Mis au courant par un riverain il y a quelques jours, le député d'Orford, le libéral Pierre Reid, a vivement réagi. «Ce projet m'inquiète au plus haut point, a-t-il indiqué en entrevue. Il ne correspond pas du tout à la mission et à la vocation de la région. Si ce projet se confirme, c'est certain qu'on va tout faire pour l'empêcher.»

Du même souffle, cependant, l'ancien ministre reconnaît que «certaines entreprises sont douées pour trouver les failles dans la loi», ce qui leur permet parfois d'aller de l'avant malgré l'opposition des élus.

Le ministre des Ressources naturelles, Claude Béchard, n'a pas commenté la nouvelle, renvoyant la balle à son collègue Serge Simard, ministre des Mines. Au cabinet de ce dernier, on s'est contenté de dire qu'il ne s'agissait, pour l'instant, que de «rumeurs».

Selon le ministère des Ressources naturelles, «le claim est un droit minier qui donne à son titulaire le droit exclusif de rechercher, pour une période de deux ans, sur un territoire délimité, toutes les substances minérales qui font partie du domaine public».

Chaque claim donne un droit d'accès à un terrain donné, où l'entreprise peut réaliser tout travail d'exploration. Le Québec s'appuie, pour la distribution des droits miniers, sur le principe controversé du «free mining» qui accorde «un accès le plus large possible au territoire, où le premier arrivé obtient avec son titre le droit exclusif d'y rechercher les substances minérales et l'assurance de pouvoir obtenir, sous certaines conditions, le droit d'exploiter les substances minérales découvertes.»

Tout projet d'exploitation doit au préalable recevoir les certifications environnementales nécessaires.

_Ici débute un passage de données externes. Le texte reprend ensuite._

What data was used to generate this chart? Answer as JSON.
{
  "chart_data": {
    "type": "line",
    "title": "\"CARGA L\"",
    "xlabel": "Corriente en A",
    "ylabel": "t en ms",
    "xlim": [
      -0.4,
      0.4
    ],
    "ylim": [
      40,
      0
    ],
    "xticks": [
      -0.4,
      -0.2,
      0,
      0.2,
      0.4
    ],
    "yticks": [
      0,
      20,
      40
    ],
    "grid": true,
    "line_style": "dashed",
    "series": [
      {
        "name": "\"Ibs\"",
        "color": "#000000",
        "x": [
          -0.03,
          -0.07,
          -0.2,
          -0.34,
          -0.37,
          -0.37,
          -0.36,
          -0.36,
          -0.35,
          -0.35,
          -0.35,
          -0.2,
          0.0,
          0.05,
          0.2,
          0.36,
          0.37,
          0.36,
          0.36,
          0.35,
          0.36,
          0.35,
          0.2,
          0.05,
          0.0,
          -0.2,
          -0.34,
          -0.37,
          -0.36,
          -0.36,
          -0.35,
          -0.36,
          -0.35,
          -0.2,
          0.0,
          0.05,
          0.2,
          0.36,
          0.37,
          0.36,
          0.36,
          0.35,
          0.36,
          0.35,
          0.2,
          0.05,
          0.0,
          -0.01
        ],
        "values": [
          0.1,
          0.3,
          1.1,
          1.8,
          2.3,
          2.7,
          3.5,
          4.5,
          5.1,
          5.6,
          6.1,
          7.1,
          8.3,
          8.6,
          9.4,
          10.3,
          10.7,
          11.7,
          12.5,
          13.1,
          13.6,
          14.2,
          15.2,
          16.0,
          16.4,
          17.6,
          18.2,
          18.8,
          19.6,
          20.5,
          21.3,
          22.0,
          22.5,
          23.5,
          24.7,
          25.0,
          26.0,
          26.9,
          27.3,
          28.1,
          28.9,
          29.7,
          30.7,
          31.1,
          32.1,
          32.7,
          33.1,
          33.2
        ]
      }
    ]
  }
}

Pour joindre notre journaliste: francois.cardinal@lapresse.ca

 

25 mines en 100 ans

Selon le ministère des Ressources naturelles, la région comptait de nombreuses mines actives de 1850 à 1930. On y exploitait alors le cuivre, principalement. Puis une deuxième génération de mines a vu le jour entre 1950 et 1980, grâce à des relevés de géophysique et de géochimie. Au total, on a compté près de 25 mines en activité de 1850 à 1959, dont la mine Eustis, qui fut un temps la plus profonde au monde, atteignait en 1939 environ 2260 mètres.